Robert De Niro criticised President Donald Trump’s cuts to arts funding while accepting the Film Society of Lincoln Centre’s Chaplin Award in New York on Monday (8 May).

In his first federal budget plan, Trump proposed eliminating the National Endowment for the Arts and the National Endowment for the Humanities, as well as the Corporation for Public Broadcasting, which supports PBS and National Public Radio (NPR).

The actor said in his speech: “Everyone knows Chaplin was a great artist, but he made his movies to entertain. It was only later that they became art. I’ve been thinking about this a lot lately because of our government’s hostility towards art.

“The budget proposal, among its other draconian cuts to life-saving and life enhancing programs, eliminates the National Endowment for the Arts, the National Endowment for the Humanities and the Corporation for Public Broadcasting.

“For their own devices and political purposes, the administration suggests that the money for these all-inclusive program goes to the rich, liberal elite. This is what they now call an alternative fact. I call it what it is - bullshit.”

He added: “The administration’s mean-spiritedness towards our art and entertainment is an expression of their mean-spirited attitude about people who want that art and entertainment, people who also want and deserve decent wages, a fair tax system, a safe environment, education for their children and healthcare for all. 

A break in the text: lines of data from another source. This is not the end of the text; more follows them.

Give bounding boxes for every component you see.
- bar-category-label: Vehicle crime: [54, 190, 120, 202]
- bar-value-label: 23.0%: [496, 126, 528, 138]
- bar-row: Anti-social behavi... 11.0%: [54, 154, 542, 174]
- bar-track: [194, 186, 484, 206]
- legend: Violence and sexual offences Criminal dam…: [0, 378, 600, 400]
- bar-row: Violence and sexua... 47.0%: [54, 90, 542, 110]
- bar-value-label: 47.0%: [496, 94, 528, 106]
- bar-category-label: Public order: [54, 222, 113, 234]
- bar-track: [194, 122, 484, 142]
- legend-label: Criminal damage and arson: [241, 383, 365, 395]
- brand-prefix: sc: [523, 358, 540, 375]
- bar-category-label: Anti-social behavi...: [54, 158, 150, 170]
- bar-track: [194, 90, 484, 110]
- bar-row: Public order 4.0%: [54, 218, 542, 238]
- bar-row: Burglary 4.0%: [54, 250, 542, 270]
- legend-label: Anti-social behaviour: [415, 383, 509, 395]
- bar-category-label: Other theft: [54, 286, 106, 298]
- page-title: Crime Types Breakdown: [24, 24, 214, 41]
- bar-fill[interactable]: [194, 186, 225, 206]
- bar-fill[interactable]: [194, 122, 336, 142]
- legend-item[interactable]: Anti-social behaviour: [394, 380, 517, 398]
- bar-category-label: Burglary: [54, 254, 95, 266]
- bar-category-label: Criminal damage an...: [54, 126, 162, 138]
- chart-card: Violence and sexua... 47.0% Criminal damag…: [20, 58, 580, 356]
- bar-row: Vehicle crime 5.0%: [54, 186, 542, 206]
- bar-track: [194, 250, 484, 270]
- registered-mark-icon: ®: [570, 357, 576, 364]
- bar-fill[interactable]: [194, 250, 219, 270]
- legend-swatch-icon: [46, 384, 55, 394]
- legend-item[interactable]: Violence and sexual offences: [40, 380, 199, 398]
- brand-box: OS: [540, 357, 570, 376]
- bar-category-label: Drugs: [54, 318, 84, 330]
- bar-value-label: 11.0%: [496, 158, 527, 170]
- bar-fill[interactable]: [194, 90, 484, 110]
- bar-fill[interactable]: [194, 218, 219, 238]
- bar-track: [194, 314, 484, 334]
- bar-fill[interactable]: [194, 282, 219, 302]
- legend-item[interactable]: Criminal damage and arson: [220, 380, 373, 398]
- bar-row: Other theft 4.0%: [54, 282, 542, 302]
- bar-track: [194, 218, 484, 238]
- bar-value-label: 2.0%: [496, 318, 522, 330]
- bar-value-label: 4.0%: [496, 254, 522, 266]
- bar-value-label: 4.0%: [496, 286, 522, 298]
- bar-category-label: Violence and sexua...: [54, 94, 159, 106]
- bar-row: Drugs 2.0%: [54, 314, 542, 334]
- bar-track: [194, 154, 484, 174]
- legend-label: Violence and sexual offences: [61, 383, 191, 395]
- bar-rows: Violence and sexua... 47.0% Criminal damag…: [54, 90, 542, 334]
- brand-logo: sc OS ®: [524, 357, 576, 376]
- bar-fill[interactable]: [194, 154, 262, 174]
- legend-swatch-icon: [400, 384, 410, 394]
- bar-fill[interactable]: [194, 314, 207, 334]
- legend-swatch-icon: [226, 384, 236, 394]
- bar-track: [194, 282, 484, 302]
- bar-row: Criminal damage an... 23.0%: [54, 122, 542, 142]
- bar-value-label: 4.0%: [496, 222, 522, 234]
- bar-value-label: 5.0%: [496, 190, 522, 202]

“All of us in film — directors, actors, writers, crews, audiences — owe a debt to Charlie Chaplin, an immigrant who probably wouldn’t pass today’s extreme vetting. I hope we’re not keeping out the next Chaplin.”

De Niro also joked that arts funding contributed to the “dumbass comedies of Robert De Niro” and the “overrated performances of Meryl Streep” – a reference to Trump’s criticism of the actress after the Golden Globes.